- The Washington Times - Wednesday, May 8, 2019

Chinese officials said Wednesday they are prepared to retaliate if President Trump carries out his threat to increase tariffs on $200 billion worth of Beijing’s exports to the U.S.

Mr. Trump plans to boost the tariffs from 10% to 25% Friday, claiming that Beijing is reneging on earlier negotiations.

China’s commerce ministry said it will respond in kind, raising tensions ahead of trade talks on Thursday and Friday in Washington between Chinese Vice Premier Liu He and U.S. negotiators.

“The escalation of trade friction is not in the interests of the people of the two countries and the people of the world,” the ministry said on its web page. “The Chinese side deeply regrets that if the U.S. tariff measures are implemented, China will have to take necessary countermeasures.”

Negotiators from the Trump administration and China have been working for months to strike a trade deal that addresses a host of issues, including complaints that China gains an advantage over the U.S. by stealing American technology and demanding private companies’ trade secrets.

The latest bickering is a sharp turn, however.

Mr. Trump had been saying publicly in recent weeks that he intended to host Chinese President Xi Jinping at the White House soon, suggesting a final agreement was near.

Instead, renewed tensions have rattled world financial markets, especially in China, where stocks fell more than 5% in a single day earlier this week.

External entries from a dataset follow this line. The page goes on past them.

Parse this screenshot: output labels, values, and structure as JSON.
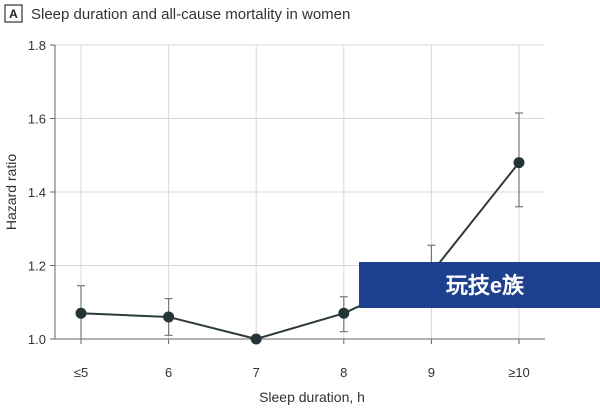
{
  "chart_data": {
    "type": "line",
    "panel_label": "A",
    "title": "Sleep duration and all-cause mortality in women",
    "xlabel": "Sleep duration, h",
    "ylabel": "Hazard ratio",
    "categories": [
      "≤5",
      "6",
      "7",
      "8",
      "9",
      "≥10"
    ],
    "values": [
      1.07,
      1.06,
      1.0,
      1.07,
      1.18,
      1.48
    ],
    "ci_lower": [
      1.0,
      1.01,
      1.0,
      1.02,
      1.11,
      1.36
    ],
    "ci_upper": [
      1.145,
      1.11,
      1.0,
      1.115,
      1.255,
      1.615
    ],
    "ylim": [
      1.0,
      1.8
    ],
    "yticks": [
      1.0,
      1.2,
      1.4,
      1.6,
      1.8
    ],
    "ytick_labels": [
      "1.0",
      "1.2",
      "1.4",
      "1.6",
      "1.8"
    ],
    "grid": true,
    "colors": {
      "line": "#2c3a3b",
      "marker": "#253436",
      "error_bar": "#777777"
    }
  },
  "watermark": {
    "text": "玩技e族",
    "background": "#1f3f8f"
  }
}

Administration officials aren’t backing down, saying the U.S. won’t renegotiate commitments that were already made. They intend to increase duties on Chinese imports at 12:01 a.m. Friday.

China has chosen to retreat from specific commitments agreed to in earlier rounds,” the office of U.S. Trade Representative Robert Lighthizer said in a notice to the Federal Register. “In light of the lack of progress in discussions with China, the president has directed the trade representative to increase the rate of additional duty to 25 percent.”

Mr. Trump says the tariffs are inflicting financial pain on China, though economists say the burden largely falls on U.S. importers, who then pass the higher costs onto American consumers.

The president on Wednesday said he’s “very happy” to continue his barrage of tariffs, while throwing a political wrinkle into the squabble.

Mr. Trump asserted the Chinese were pulling back because they’d rather negotiate with “Joe Biden or one of the very weak Democrats, and thereby continue to ripoff the United States (($500 Billion a year)) for years to come.”

“Guess what, that’s not going to happen!” he wrote.

Biden campaign spokeswoman Kate Bedingfield highlighted that pain in a response to Mr. Trump’s broadside.

“Unfortunately, the only people @realdonaldtrump has gotten tough w/ so far on trade are US farmers, small business owners & consumers, who feel the brunt of his tariff war,” she wrote on Twitter.

She said Mr. Biden, the former vice president and Democratic front-runner in the 2020 primary, will “invest in our core strengths & ensure that US & our allies write rules of the road re: China.”